Sacks is currently reading, The End of Capitalism (As We Know It): A Feminist Critique of Political Economy, by J.K. Gibson-Graham. The "author" here is actually two female authors, writing as one single author—a notion that itself presents a controversial argument for imagining alternative economies.
Why did you choose this book? What is it about?
This book was part of a syllabus of a class in the history of the development of capitalism I had taken. I found this book particularly interesting and wanted to go back for another look. The approach the author takes is highly provocative. It asks us to consider whether the opponents of capitalism and their critiques have paradoxically helped inflate the idea of capitalism to the point where it seems all powerful, inevitably dominant and all-encompassing, and therefore very hard to think about superseding or overcoming.
What is it about this book that you find particularly enjoyable or important?
I enjoy thinking about the relationship between material reality and the discourses we use to describe it. Not only how it’s understood but also that reality gets reproduced and how that reality unfolds, if you will, into the future. So, in thinking about reality it is not simply a matter of mirroring but rather representing— it’s an active process thinking of construction of the world, and that active process of constructing the world in discourse has real and important consequences for how we engage with the future. This book understands that very well.
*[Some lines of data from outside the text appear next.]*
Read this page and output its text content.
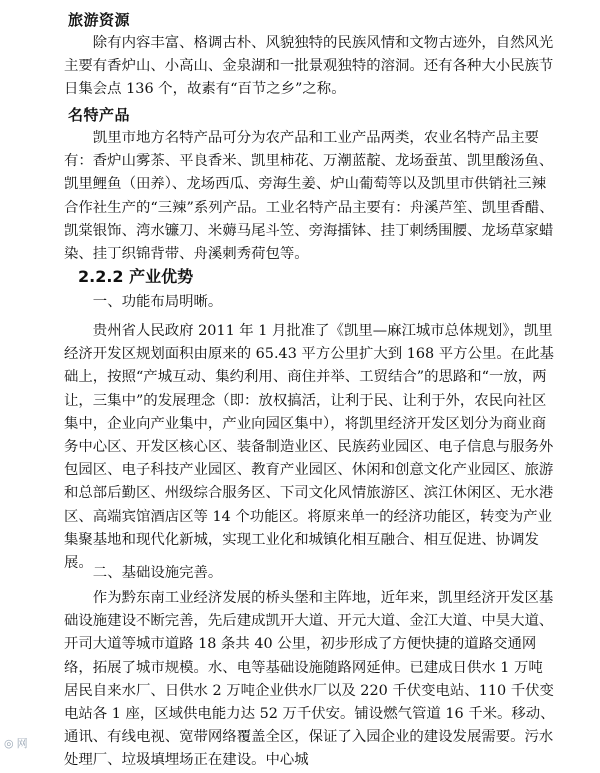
旅游资源
除有内容丰富、格调古朴、风貌独特的民族风情和文物古迹外，自然风光主要有香炉山、小高山、金泉湖和一批景观独特的溶洞。还有各种大小民族节日集会点 136 个，故素有“百节之乡”之称。
名特产品
凯里市地方名特产品可分为农产品和工业产品两类，农业名特产品主要有：香炉山雾茶、平良香米、凯里柿花、万潮蓝靛、龙场蚕茧、凯里酸汤鱼、凯里鲤鱼（田养）、龙场西瓜、旁海生姜、炉山葡萄等以及凯里市供销社三辣合作社生产的“三辣”系列产品。工业名特产品主要有：舟溪芦笙、凯里香醋、凯棠银饰、湾水镰刀、米薅马尾斗笠、旁海擂钵、挂丁刺绣围腰、龙场草家蜡染、挂丁织锦背带、舟溪刺秀荷包等。
2.2.2 产业优势
一、功能布局明晰。
贵州省人民政府 2011 年 1 月批准了《凯里—麻江城市总体规划》，凯里经济开发区规划面积由原来的 65.43 平方公里扩大到 168 平方公里。在此基础上，按照“产城互动、集约利用、商住并举、工贸结合”的思路和“一放，两让，三集中”的发展理念（即：放权搞活，让利于民、让利于外，农民向社区集中，企业向产业集中，产业向园区集中），将凯里经济开发区划分为商业商务中心区、开发区核心区、装备制造业区、民族药业园区、电子信息与服务外包园区、电子科技产业园区、教育产业园区、休闲和创意文化产业园区、旅游和总部后勤区、州级综合服务区、下司文化风情旅游区、滨江休闲区、无水港区、高端宾馆酒店区等 14 个功能区。将原来单一的经济功能区，转变为产业集聚基地和现代化新城，实现工业化和城镇化相互融合、相互促进、协调发展。
二、基础设施完善。
作为黔东南工业经济发展的桥头堡和主阵地，近年来，凯里经济开发区基础设施建设不断完善，先后建成凯开大道、开元大道、金江大道、中昊大道、开司大道等城市道路 18 条共 40 公里，初步形成了方便快捷的道路交通网络，拓展了城市规模。水、电等基础设施随路网延伸。已建成日供水 1 万吨居民自来水厂、日供水 2 万吨企业供水厂以及 220 千伏变电站、110 千伏变电站各 1 座，区域供电能力达 52 万千伏安。铺设燃气管道 16 千米。移动、通讯、有线电视、宽带网络覆盖全区，保证了入园企业的建设发展需要。污水处理厂、垃圾填埋场正在建设。中心城
◎ 网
Has it lived up to your expectations?
Absolutely, I expected it to be challenging, provocative and intellectually stimulating. And it certainly has been. I also expected it to be frustrating because I find myself in agreement with much of what the authors say and yet I also find myself questioning whether or not the central claim that they are making is really only getting at one version of that claim.
Is there a quote or passage that you find particularly enjoyable?
“It is the way capitalism has been “thought” that has made it so difficult for people to imagine its supersession.”